There are mirrors all over the Library, you know. Some say they’re for security, but others swear the mirrors themselves are archives, ones that are only open to Very Special Researchers. Several of them are on the ceilings, and one was over that very stretch of shelves where Grubb was seen to disappear. Turns out that with the right pressure on the right section of shelf, the shelf swings a bit – and so does the mirror in the ceiling, with the interesting result that if you are glancing round from across the room (and maybe slightly dazed with writing your topinion many reviews) someone stepping through the gap looks like he’s stepping through the bookcase.
MacKenzie says he’s not sure if the rooms behind were Grubb’s. No one ever saw them before he moved in, nor after he scarpered. But there was certainly a nice little suite back there, thick with dust and books. (MacKenzie waxed choleric, I can tell you.) And on the floor of the dim little parlour was a rug, and on the rug — was a skeleton.

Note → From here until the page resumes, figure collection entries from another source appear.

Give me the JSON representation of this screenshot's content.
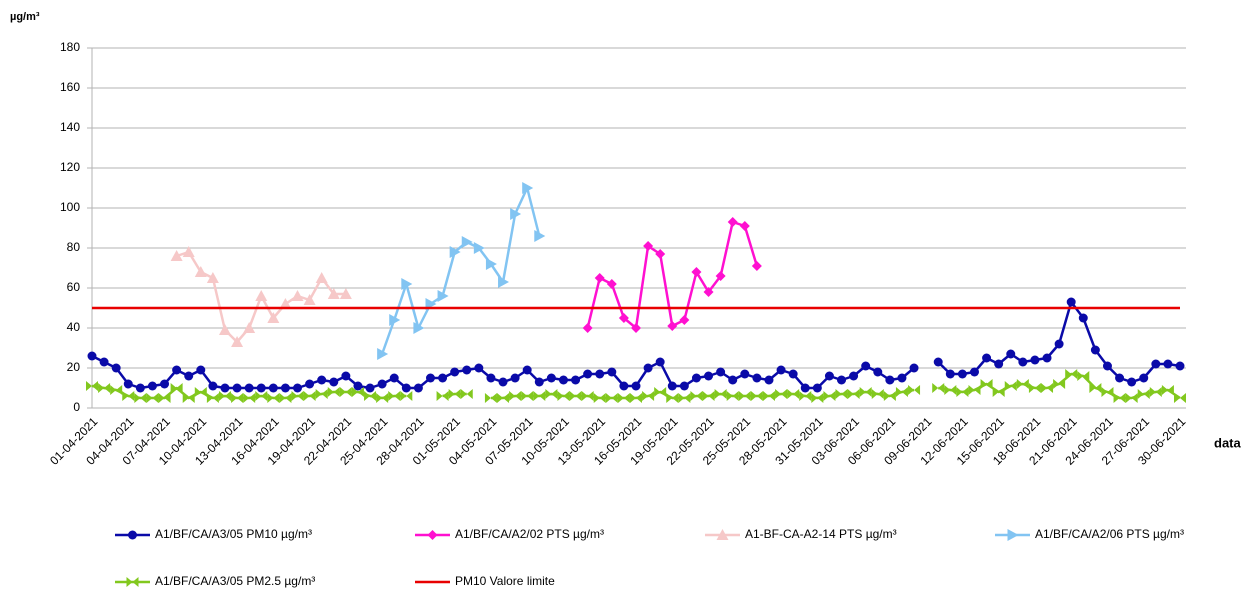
{
  "chart_data": {
    "type": "line",
    "y_label": "µg/m³",
    "x_label": "data",
    "categories": [
      "01-04-2021",
      null,
      null,
      "04-04-2021",
      null,
      null,
      "07-04-2021",
      null,
      null,
      "10-04-2021",
      null,
      null,
      "13-04-2021",
      null,
      null,
      "16-04-2021",
      null,
      null,
      "19-04-2021",
      null,
      null,
      "22-04-2021",
      null,
      null,
      "25-04-2021",
      null,
      null,
      "28-04-2021",
      null,
      null,
      "01-05-2021",
      null,
      null,
      "04-05-2021",
      null,
      null,
      "07-05-2021",
      null,
      null,
      "10-05-2021",
      null,
      null,
      "13-05-2021",
      null,
      null,
      "16-05-2021",
      null,
      null,
      "19-05-2021",
      null,
      null,
      "22-05-2021",
      null,
      null,
      "25-05-2021",
      null,
      null,
      "28-05-2021",
      null,
      null,
      "31-05-2021",
      null,
      null,
      "03-06-2021",
      null,
      null,
      "06-06-2021",
      null,
      null,
      "09-06-2021",
      null,
      null,
      "12-06-2021",
      null,
      null,
      "15-06-2021",
      null,
      null,
      "18-06-2021",
      null,
      null,
      "21-06-2021",
      null,
      null,
      "24-06-2021",
      null,
      null,
      "27-06-2021",
      null,
      null,
      "30-06-2021"
    ],
    "ylim": [
      0,
      180
    ],
    "yticks": [
      0,
      20,
      40,
      60,
      80,
      100,
      120,
      140,
      160,
      180
    ],
    "grid": true,
    "series": [
      {
        "name": "A1/BF/CA/A3/05 PM10 µg/m³",
        "color": "#0a0aa8",
        "marker": "circle",
        "values": [
          26,
          23,
          20,
          12,
          10,
          11,
          12,
          19,
          16,
          19,
          11,
          10,
          10,
          10,
          10,
          10,
          10,
          10,
          12,
          14,
          13,
          16,
          11,
          10,
          12,
          15,
          10,
          10,
          15,
          15,
          18,
          19,
          20,
          15,
          13,
          15,
          19,
          13,
          15,
          14,
          14,
          17,
          17,
          18,
          11,
          11,
          20,
          23,
          11,
          11,
          15,
          16,
          18,
          14,
          17,
          15,
          14,
          19,
          17,
          10,
          10,
          16,
          14,
          16,
          21,
          18,
          14,
          15,
          20,
          null,
          23,
          17,
          17,
          18,
          25,
          22,
          27,
          23,
          24,
          25,
          32,
          53,
          45,
          29,
          21,
          15,
          13,
          15,
          22,
          22,
          21
        ]
      },
      {
        "name": "A1/BF/CA/A2/02 PTS µg/m³",
        "color": "#ff10d0",
        "marker": "diamond",
        "values": [
          null,
          null,
          null,
          null,
          null,
          null,
          null,
          null,
          null,
          null,
          null,
          null,
          null,
          null,
          null,
          null,
          null,
          null,
          null,
          null,
          null,
          null,
          null,
          null,
          null,
          null,
          null,
          null,
          null,
          null,
          null,
          null,
          null,
          null,
          null,
          null,
          null,
          null,
          null,
          null,
          null,
          40,
          65,
          62,
          45,
          40,
          81,
          77,
          41,
          44,
          68,
          58,
          66,
          93,
          91,
          71,
          null,
          null,
          null,
          null,
          null,
          null,
          null,
          null,
          null,
          null,
          null,
          null,
          null,
          null,
          null,
          null,
          null,
          null,
          null,
          null,
          null,
          null,
          null,
          null,
          null,
          null,
          null,
          null,
          null,
          null,
          null,
          null,
          null,
          null,
          null
        ]
      },
      {
        "name": "A1-BF-CA-A2-14 PTS µg/m³",
        "color": "#f6c8c8",
        "marker": "triangle-up",
        "values": [
          null,
          null,
          null,
          null,
          null,
          null,
          null,
          76,
          78,
          68,
          65,
          39,
          33,
          40,
          56,
          45,
          52,
          56,
          54,
          65,
          57,
          57,
          null,
          null,
          null,
          null,
          null,
          null,
          null,
          null,
          null,
          null,
          null,
          null,
          null,
          null,
          null,
          null,
          null,
          null,
          null,
          null,
          null,
          null,
          null,
          null,
          null,
          null,
          null,
          null,
          null,
          null,
          null,
          null,
          null,
          null,
          null,
          null,
          null,
          null,
          null,
          null,
          null,
          null,
          null,
          null,
          null,
          null,
          null,
          null,
          null,
          null,
          null,
          null,
          null,
          null,
          null,
          null,
          null,
          null,
          null,
          null,
          null,
          null,
          null,
          null,
          null,
          null,
          null,
          null,
          null
        ]
      },
      {
        "name": "A1/BF/CA/A2/06 PTS µg/m³",
        "color": "#82c4f2",
        "marker": "triangle-right",
        "values": [
          null,
          null,
          null,
          null,
          null,
          null,
          null,
          null,
          null,
          null,
          null,
          null,
          null,
          null,
          null,
          null,
          null,
          null,
          null,
          null,
          null,
          null,
          null,
          null,
          27,
          44,
          62,
          40,
          52,
          56,
          78,
          83,
          80,
          72,
          63,
          97,
          110,
          86,
          null,
          null,
          null,
          null,
          null,
          null,
          null,
          null,
          null,
          null,
          null,
          null,
          null,
          null,
          null,
          null,
          null,
          null,
          null,
          null,
          null,
          null,
          null,
          null,
          null,
          null,
          null,
          null,
          null,
          null,
          null,
          null,
          null,
          null,
          null,
          null,
          null,
          null,
          null,
          null,
          null,
          null,
          null,
          null,
          null,
          null,
          null,
          null,
          null,
          null,
          null,
          null,
          null
        ]
      },
      {
        "name": "A1/BF/CA/A3/05 PM2.5 µg/m³",
        "color": "#82c81e",
        "marker": "bowtie",
        "values": [
          11,
          10,
          9,
          6,
          5,
          5,
          5,
          10,
          5,
          8,
          5,
          6,
          5,
          5,
          6,
          5,
          5,
          6,
          6,
          7,
          8,
          8,
          8,
          6,
          5,
          6,
          6,
          null,
          null,
          6,
          7,
          7,
          null,
          5,
          5,
          6,
          6,
          6,
          7,
          6,
          6,
          6,
          5,
          5,
          5,
          5,
          6,
          8,
          5,
          5,
          6,
          6,
          7,
          6,
          6,
          6,
          6,
          7,
          7,
          6,
          5,
          6,
          7,
          7,
          8,
          7,
          6,
          8,
          9,
          null,
          10,
          9,
          8,
          9,
          12,
          8,
          11,
          12,
          10,
          10,
          12,
          17,
          16,
          10,
          8,
          5,
          5,
          7,
          8,
          9,
          5
        ]
      },
      {
        "name": "PM10 Valore limite",
        "color": "#e80000",
        "marker": "none",
        "values": [
          50,
          50,
          50,
          50,
          50,
          50,
          50,
          50,
          50,
          50,
          50,
          50,
          50,
          50,
          50,
          50,
          50,
          50,
          50,
          50,
          50,
          50,
          50,
          50,
          50,
          50,
          50,
          50,
          50,
          50,
          50,
          50,
          50,
          50,
          50,
          50,
          50,
          50,
          50,
          50,
          50,
          50,
          50,
          50,
          50,
          50,
          50,
          50,
          50,
          50,
          50,
          50,
          50,
          50,
          50,
          50,
          50,
          50,
          50,
          50,
          50,
          50,
          50,
          50,
          50,
          50,
          50,
          50,
          50,
          50,
          50,
          50,
          50,
          50,
          50,
          50,
          50,
          50,
          50,
          50,
          50,
          50,
          50,
          50,
          50,
          50,
          50,
          50,
          50,
          50,
          50
        ]
      }
    ]
  }
}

It was a feeble little anatomy, wearing a cheap tweed jacket and corduroy trousers. There were glasses askew on the bony face. All around it were scattered heavy books, plus a shattered china plate; and the mummified remains of a pork pie were spread over both the plate shards and the cracked skull. Whatever had happened, happened a long time ago; no corruption in the air, the body undisturbed.
Some of the books had long gone missing, and were identified and reclaimed. Some were unknown to the Catalog and some of those were quite rare and valuable, and taken in with rejoicing (and some understandable suspicion). But they never could identify the body, whose pockets proved to be utterly empty and uninformative. Oh, he’d been a little man in fusty clothes, and there were glasses near him — but no one could say for sure.
So when all the dust was cleared and settled, no one could decide exactly what they’d found. Did someone whack a good heavy tome over Grubb’s head? Did he die from the impact of a china plate? Did he choke on a stolen pie and crack his own skull on a stolen book?
Was it even Grubb? No one knows. If someone did for him, then the Grubb we see from time to time in the Stacks is his ghost. If Grubb himself murdered someone, who and why? And why is Grubb still living in hiding here? All we know for sure is that even finding all this doesn’t answer any questions. In the final analysis, it remains the unending mystery:
Grubb. In the Library. With a pork pie.